Why you should care
Because glass ceilings can be shattered — but also replaced.
When Women Rule: A special weeklong series on how influential women leaders managed — or mishandled — major crises during their tenure. Consider this a sneak peek into how a woman could rule the world.
A century ago, Jackson, Wyoming, a small frontier town of around 300, was a poster child for what economists call a tragedy of the commons. With laws going unenforced and taxes and fines unpaid, the town’s coffers were drying up while its streets were swimming in mud and garbage. In need of a Wyatt Earp figure who could put a stop to the lawlessness and decline, the errant town stumbled on a radical solution to its problems: female rule.
That’s right: In 1920, the same year the 19th Amendment of the U.S. Constitution was ratified, guaranteeing women the right to vote, the citizens of Jackson elected an all-female town council, an unprecedented “petticoat government” that would clean up the dirty frontier town — and then vanish from the town hall and the pages of history. And as America prepares to elect what would be its first woman president, the story of Jackson’s democratic experiment serves as a cautionary tale about the sporadic, often temporary nature of social progress.
A trailblazing territory from the start, and the first in the U.S. to grant women the right to vote and hold public office (in 1869), Wyoming had earned its nickname, the Equality State, more than half a century before Jackson’s regime change. But it was less noble sentiment than desperate pragmatism that led to an all-female town council. Being a member of that council was a part-time job, and for Jackson’s menfolk, such a task represented a major distraction from their real jobs — and one they had not suffered well.
Jackson’s “petticoat” rulers quickly applied the same efficiency they had used in managing their households to the town’s management.
And so at a town caucus in early 1920, when the subject of male political impotence came up, a man named Dick Winger reportedly called out: “Why not let the women run the government?” It’s not clear whether the proposal was offered in earnest or in jest, but the women present agreed and an all-female slate of candidates was nominated to face off against the men. “My recollection is that it was not in protest to former administration, nor, really, a matter of politics,” Winger’s wife, Marta — later appointed town clerk — observed, “but just an impulsive and spontaneous gesture on the part of an assembled town caucus to give women a chance to run things.”
The five women nominated, all members of the socialite Pure Food Club, ran on the simple platform of cleaning up the town’s streets. And in the May 11 election, they won in a landslide, with Grace Miller being elected as the town’s mayor. One of the new councilwomen, Rose Crabtree, bested her own husband by 19 votes. The election made national headlines, where it was largely treated as a charming curiosity. “Husband defeated by wife,” The New York Times trumpeted. “Their complete victory surprised even the women themselves.” Jackson was not the first American town to elect an all-female council, but it entered a league of its own when several more women were appointed by the victors to fill additional administrative positions, including a 22-year-old town marshal with a pearl-handled gun.

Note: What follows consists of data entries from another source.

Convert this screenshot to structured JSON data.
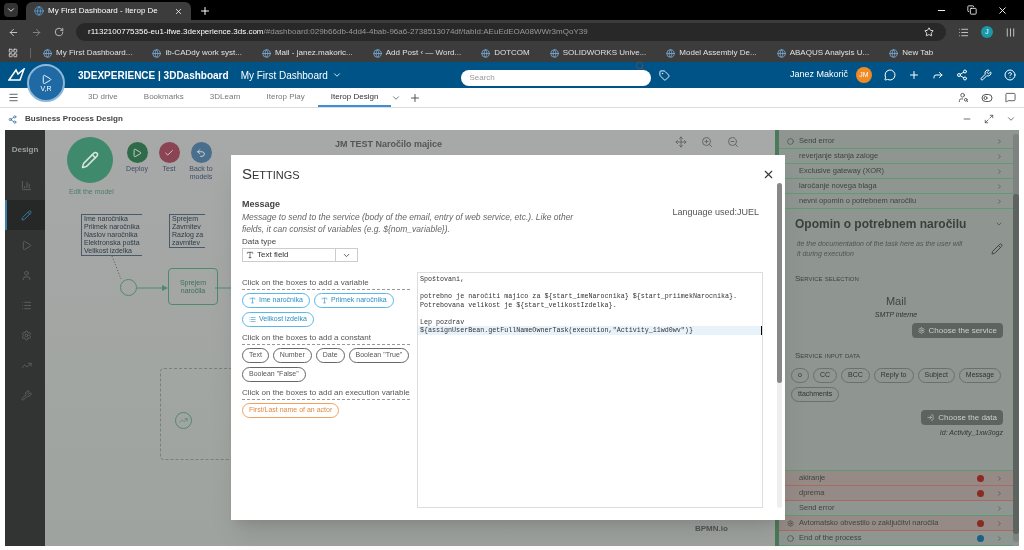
{
  "browser": {
    "tab_title": "My First Dashboard - Iterop De",
    "url_host": "r1132100775356-eu1-ifwe.3dexperience.3ds.com",
    "url_path": "/#dashboard:029b66db-4dd4-4bab-96a6-2738513074df/tabId:AEuEdEOA08WWr3mQoY39",
    "profile": "J",
    "bookmarks": [
      "My First Dashboard...",
      "ib-CADdy work syst...",
      "Mail - janez.makoric...",
      "Add Post ‹ — Word...",
      "DOTCOM",
      "SOLIDWORKS Unive...",
      "Model Assembly De...",
      "ABAQUS Analysis U...",
      "New Tab"
    ]
  },
  "header": {
    "brand": "3DEXPERIENCE | 3DDashboard",
    "compass_label": "V,R",
    "dashboard": "My First Dashboard",
    "search": {
      "placeholder": "Search"
    },
    "user": "Janez Makorič",
    "avatar": "JM"
  },
  "tabs": [
    {
      "label": "3D drive",
      "selected": false
    },
    {
      "label": "Bookmarks",
      "selected": false
    },
    {
      "label": "3DLearn",
      "selected": false
    },
    {
      "label": "Iterop Play",
      "selected": false
    },
    {
      "label": "Iterop Design",
      "selected": true
    }
  ],
  "widget": {
    "title": "Business Process Design"
  },
  "sidebar": {
    "title": "Design",
    "items": [
      {
        "kind": "chart",
        "selected": false
      },
      {
        "kind": "edit",
        "selected": true
      },
      {
        "kind": "play",
        "selected": false
      },
      {
        "kind": "user",
        "selected": false
      },
      {
        "kind": "list",
        "selected": false
      },
      {
        "kind": "gears",
        "selected": false
      },
      {
        "kind": "trend",
        "selected": false
      },
      {
        "kind": "wrench",
        "selected": false
      }
    ]
  },
  "canvas": {
    "title": "JM TEST Naročilo majice",
    "main_action": "Edit the model",
    "actions": [
      {
        "kind": "deploy",
        "label": "Deploy"
      },
      {
        "kind": "test",
        "label": "Test"
      },
      {
        "kind": "back",
        "label": "Back to models"
      }
    ],
    "annotations": [
      [
        "Ime naročnika",
        "Priimek naročnika",
        "Naslov naročnika",
        "Elektronska pošta",
        "Velikost izdelka"
      ],
      [
        "Sprejem",
        "Zavrnitev",
        "Razlog za",
        "zavrnitev"
      ]
    ],
    "task": "Sprejem naročila",
    "footer": "BPMN.io"
  },
  "dialog": {
    "title": "Settings",
    "field": "Message",
    "description": "Message to send to the service (body of the email, entry of web service, etc.). Like other fields, it can consist of variables (e.g. ${nom_variable}).",
    "language": "Language used:JUEL",
    "data_type": {
      "label": "Data type",
      "value": "Text field"
    },
    "groups": [
      {
        "heading": "Click on the boxes to add a variable",
        "kind": "variable",
        "chips": [
          {
            "label": "Ime naročnika",
            "kind": "text"
          },
          {
            "label": "Priimek naročnika",
            "kind": "text"
          },
          {
            "label": "Velikost izdelka",
            "kind": "list"
          }
        ]
      },
      {
        "heading": "Click on the boxes to add a constant",
        "kind": "constant",
        "chips": [
          {
            "label": "Text",
            "kind": "plain"
          },
          {
            "label": "Number",
            "kind": "plain"
          },
          {
            "label": "Date",
            "kind": "plain"
          },
          {
            "label": "Boolean \"True\"",
            "kind": "plain"
          },
          {
            "label": "Boolean \"False\"",
            "kind": "plain"
          }
        ]
      },
      {
        "heading": "Click on the boxes to add an execution variable",
        "kind": "execution",
        "chips": [
          {
            "label": "First/Last name of an actor",
            "kind": "plain"
          }
        ]
      }
    ],
    "paragraphs": [
      [
        {
          "text": "Spoštovani,",
          "active": false
        }
      ],
      [
        {
          "text": "potrebno je naročiti majico za ${start_imeNarocnika} ${start_priimekNarocnika}.",
          "active": false
        },
        {
          "text": "Potrebovana velikost je ${start_velikostIzdelka}.",
          "active": false
        }
      ],
      [
        {
          "text": "Lep pozdrav",
          "active": false
        },
        {
          "text": "${assignUserBean.getFullNameOwnerTask(execution,\"Activity_11wd0wv\")}",
          "active": true
        }
      ]
    ]
  },
  "panel": {
    "top_items": [
      {
        "label": "Send error",
        "kind": "event"
      },
      {
        "label": "reverjanje stanja zaloge",
        "kind": "plain"
      },
      {
        "label": "Exclusive gateway (XOR)",
        "kind": "plain"
      },
      {
        "label": "laročanje novega blaga",
        "kind": "plain"
      },
      {
        "label": "nevni opomin o potrebnem naročilu",
        "kind": "plain"
      }
    ],
    "title": "Opomin o potrebnem naročilu",
    "doc": [
      "ite the documentation of the task here as the user will",
      "it during execution"
    ],
    "service_heading": "Service selection",
    "service": "Mail",
    "service_sub": "SMTP interne",
    "service_button": "Choose the service",
    "input_heading": "Service input data",
    "inputs": [
      "o",
      "CC",
      "BCC",
      "Reply to",
      "Subject",
      "Message",
      "ttachments"
    ],
    "data_button": "Choose the data",
    "id": "Id: Activity_1xw3ogz",
    "bottom_items": [
      {
        "label": "akiranje",
        "kind": "plain",
        "color": "#8a2a22"
      },
      {
        "label": "dprema",
        "kind": "plain",
        "color": "#8a2a22"
      },
      {
        "label": "Send error",
        "kind": "plain"
      },
      {
        "label": "Avtomatsko obvestilo o zaključitvi naročila",
        "kind": "gear",
        "color": "#8a2a22"
      },
      {
        "label": "End of the process",
        "kind": "end",
        "color": "#1d5f80"
      }
    ]
  }
}
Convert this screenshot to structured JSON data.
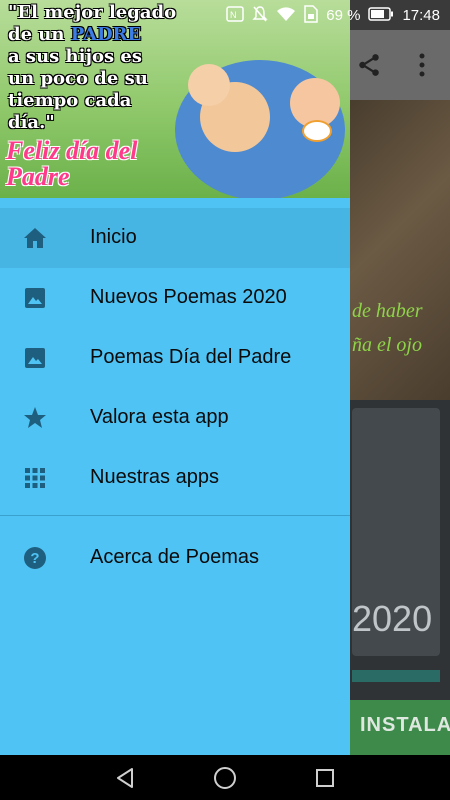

Jackson’s “petticoat” rulers quickly applied the same efficiency they had used in managing their households to the town’s management. First, they replenished the town’s coffers by collecting back taxes and uncollected fines. “They went out personally and collected every cent due the town from those who ignored the notices,” reported The Delineator magazine in 1922. “Before the end of a fortnight, there was $2,000 in the treasury.”
With new cash on hand, they set about making a rash of improvements, from installing culverts and grading streets to instituting garbage collection and anti-littering ordinances. “We simply tried to work together,” Mayor Miller told The Delineator. “We put into practise [sic] the same thrifty principles we exercise in our homes.”
They just wanted to fix their town. And when they did it, they were happy enough to go back to their former lives.
But the same pragmatism that had prompted the women to step up and save their town also led them to step down a few years later when the job was done. Women and political power may have been on the nation’s mind at the time, says Sherry Smith, a professor of history at Southern Methodist University and resident of Jackson Hole, but it was not on the minds of the Jackson women. They just wanted to fix their town. “And when they did it,” says Smith, “they were happy enough to go back to their former lives. They were not really interested in sustaining public political power.”
And, in part because there was no intention in Jackson of expanding power for women, there was also no follow-up — and amazingly the town would not elect another female mayor until 2001. The arc of the moral universe is long and sometimes it sags considerably in the middle — where you’ll find the so-called Equality State, which today ranks dead last in its percentage of female state lawmakers at just 13 percent.
As for Jackson, that paragon of rugged frontier parity? Well, according to the Economic Policy Institute, the winter playground for the rich is the single most economically unequal metropolitan area in America. And, alas, there is no radical democratic experiment afoot to clean that up anytime soon.